The Greenscale Tribe: Hailing from those steamy equatorial jungles, this tribe of lizard-folk sports the most savage warriors ever to paint up and wield spears. Under the spiritual guidance of the Hex Matron, the warriors of the Greenscale Tribe attack with wicked weapons and deadly poisons, relying on natural armor and regeneration to bolster their defenses.
The Mountain Orcs: The ancestral enemies of dwarfs the world over, the Mountain Orcs stand among the fiercest and most disciplined warriors of the savage races. Having learned long ago to harness the rage within them and direct it into explosive combat styles, these proud fighters follow their Chieftain unquestioningly into glorious battle.

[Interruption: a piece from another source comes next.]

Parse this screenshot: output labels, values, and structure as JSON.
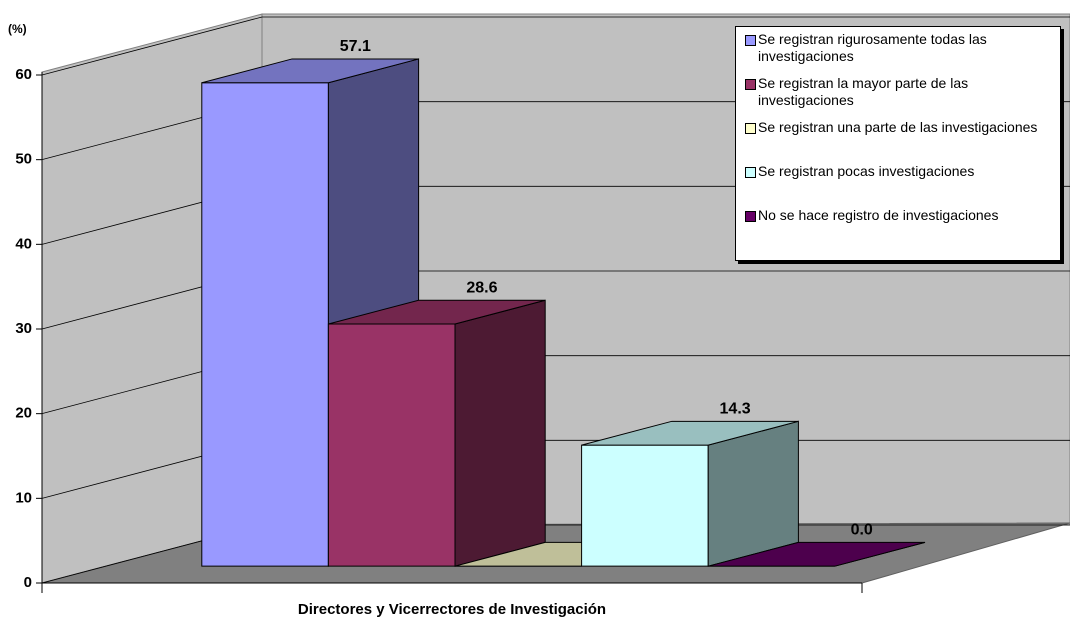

The Shadow Host: Little is known about the organization, purpose, or origin of this Warband, and that's just the way they like it. Comprised of a motley assortment of doppelgangers, shades, and phantoms, the Shadow Host confounds and undoes its foes through trickery and magic. The leader of the Host, the enigmatic Lord of Masks, has sworn temporary allegiance to the Wicked Warlord; to what end, only the Shadow Host knows. And very probably the Warlord.
So ends a brief look at the background, the hero, the setting, and the villains. I hope to post more soon regarding Stalwart's gameplay. I hope to hear your thoughts/concerns/suggestions on this and future topics. Thanks for reading!